The difficulty I'm having is in quantifying memory. For background, a byte consists of eight bits, each of which can store either a 1 or a 0. We can describe the total amount of memory a computer has in bytes - in my case, 32,694,568 (roughly 32 GB). Since a byte contains eight boolean values, it can store 256 unique combinations of values - in other words, it can store any number between 0 and 255. **What is the largest possible value one can store in 32,694,568 bytes?** I know the formula is going to be 2^{8*32,694,568}, so I typed this into my terminal:

```
python3 -c "print(2**(8*32,694,568))"
```

And as my computer began to heat up, I realized it would literally take every byte of RAM I had available to calculate this number. WolframAlpha also was unable to provide a sufficiently precise estimate (can't say I blame them, as it would require 32 GB from their server **without an intelligent computation strategy**. A colleague of mine recommended I look into calculation streaming - either calculating the number in chunks or in a stream. Unfortunately, I do not know how to do this.

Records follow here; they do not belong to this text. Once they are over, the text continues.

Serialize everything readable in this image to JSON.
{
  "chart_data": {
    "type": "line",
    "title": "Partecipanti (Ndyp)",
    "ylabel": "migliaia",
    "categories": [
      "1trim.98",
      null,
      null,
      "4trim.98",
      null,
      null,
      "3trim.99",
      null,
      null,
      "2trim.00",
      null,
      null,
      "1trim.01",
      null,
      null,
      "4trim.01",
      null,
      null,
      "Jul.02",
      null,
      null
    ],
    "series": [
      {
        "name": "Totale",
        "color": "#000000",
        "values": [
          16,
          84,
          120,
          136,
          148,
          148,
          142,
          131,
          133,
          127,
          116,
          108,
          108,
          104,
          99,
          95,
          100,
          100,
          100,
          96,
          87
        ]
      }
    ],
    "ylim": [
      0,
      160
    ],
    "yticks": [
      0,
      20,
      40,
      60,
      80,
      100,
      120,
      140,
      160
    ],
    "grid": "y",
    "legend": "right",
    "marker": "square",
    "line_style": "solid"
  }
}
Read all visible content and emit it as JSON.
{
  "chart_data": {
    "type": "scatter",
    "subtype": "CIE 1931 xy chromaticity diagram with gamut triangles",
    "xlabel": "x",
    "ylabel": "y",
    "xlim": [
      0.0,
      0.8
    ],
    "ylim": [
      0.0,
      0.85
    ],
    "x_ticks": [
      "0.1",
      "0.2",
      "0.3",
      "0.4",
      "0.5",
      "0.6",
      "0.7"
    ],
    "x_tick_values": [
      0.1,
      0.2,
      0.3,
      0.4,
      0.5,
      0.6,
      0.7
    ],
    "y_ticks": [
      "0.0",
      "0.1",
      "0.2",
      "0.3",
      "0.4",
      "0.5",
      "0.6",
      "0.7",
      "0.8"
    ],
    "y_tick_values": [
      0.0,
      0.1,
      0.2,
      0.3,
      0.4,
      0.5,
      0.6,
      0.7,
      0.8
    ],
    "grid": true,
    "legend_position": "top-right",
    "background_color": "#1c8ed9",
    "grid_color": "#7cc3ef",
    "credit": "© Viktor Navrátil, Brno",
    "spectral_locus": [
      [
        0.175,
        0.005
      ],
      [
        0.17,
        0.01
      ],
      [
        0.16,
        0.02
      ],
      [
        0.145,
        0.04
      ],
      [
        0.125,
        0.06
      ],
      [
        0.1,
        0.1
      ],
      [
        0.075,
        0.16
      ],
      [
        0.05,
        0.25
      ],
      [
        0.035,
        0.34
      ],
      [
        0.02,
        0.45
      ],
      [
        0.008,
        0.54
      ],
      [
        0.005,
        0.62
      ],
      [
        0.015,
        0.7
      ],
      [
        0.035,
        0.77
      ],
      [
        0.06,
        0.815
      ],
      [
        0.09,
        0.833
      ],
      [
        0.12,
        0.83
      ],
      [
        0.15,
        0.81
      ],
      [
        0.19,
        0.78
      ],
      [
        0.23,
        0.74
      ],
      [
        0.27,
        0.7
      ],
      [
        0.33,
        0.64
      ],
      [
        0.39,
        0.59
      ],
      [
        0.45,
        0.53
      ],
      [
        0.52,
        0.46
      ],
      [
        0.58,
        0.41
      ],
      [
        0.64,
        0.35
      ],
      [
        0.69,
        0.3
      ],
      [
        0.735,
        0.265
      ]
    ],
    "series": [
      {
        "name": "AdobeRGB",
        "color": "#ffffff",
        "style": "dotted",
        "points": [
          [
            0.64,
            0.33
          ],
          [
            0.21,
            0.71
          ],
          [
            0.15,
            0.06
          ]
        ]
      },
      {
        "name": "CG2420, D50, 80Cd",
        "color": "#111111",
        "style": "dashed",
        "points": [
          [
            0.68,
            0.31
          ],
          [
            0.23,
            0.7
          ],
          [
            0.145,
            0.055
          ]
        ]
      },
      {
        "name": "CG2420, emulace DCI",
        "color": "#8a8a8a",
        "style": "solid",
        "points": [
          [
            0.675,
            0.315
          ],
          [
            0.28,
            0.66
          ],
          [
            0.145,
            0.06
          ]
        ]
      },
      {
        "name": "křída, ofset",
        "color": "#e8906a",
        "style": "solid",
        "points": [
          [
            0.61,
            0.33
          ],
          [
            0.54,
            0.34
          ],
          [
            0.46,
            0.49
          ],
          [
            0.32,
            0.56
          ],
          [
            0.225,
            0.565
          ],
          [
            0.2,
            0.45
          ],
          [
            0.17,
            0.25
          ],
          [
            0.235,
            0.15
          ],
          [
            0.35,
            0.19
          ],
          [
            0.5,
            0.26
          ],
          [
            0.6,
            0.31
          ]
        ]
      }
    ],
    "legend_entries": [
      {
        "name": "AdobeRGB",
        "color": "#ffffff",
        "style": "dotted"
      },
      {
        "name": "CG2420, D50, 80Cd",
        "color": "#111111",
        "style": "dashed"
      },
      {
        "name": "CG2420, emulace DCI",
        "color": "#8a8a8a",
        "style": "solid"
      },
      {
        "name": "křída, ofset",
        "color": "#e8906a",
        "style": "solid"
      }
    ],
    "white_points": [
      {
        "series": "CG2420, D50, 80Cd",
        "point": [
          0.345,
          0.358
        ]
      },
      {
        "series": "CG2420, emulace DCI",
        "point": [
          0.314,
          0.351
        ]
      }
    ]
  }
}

While I do want to print that ridiculous number out on my screen, at this point I'm actually more interested in how I would go about doing this. I am a software developer, so if anyone knows an algorithm for calculating numbers of this scale in chunks/streams I would love to learn. Also, if you have more than 32GB of RAM, and can do the brute force calculation, I would love to know how long it took your machine to calculate, which can be surmised by wrapping the previous bash command in:

```
time{}
```

I appreciate any help, thanks for reading!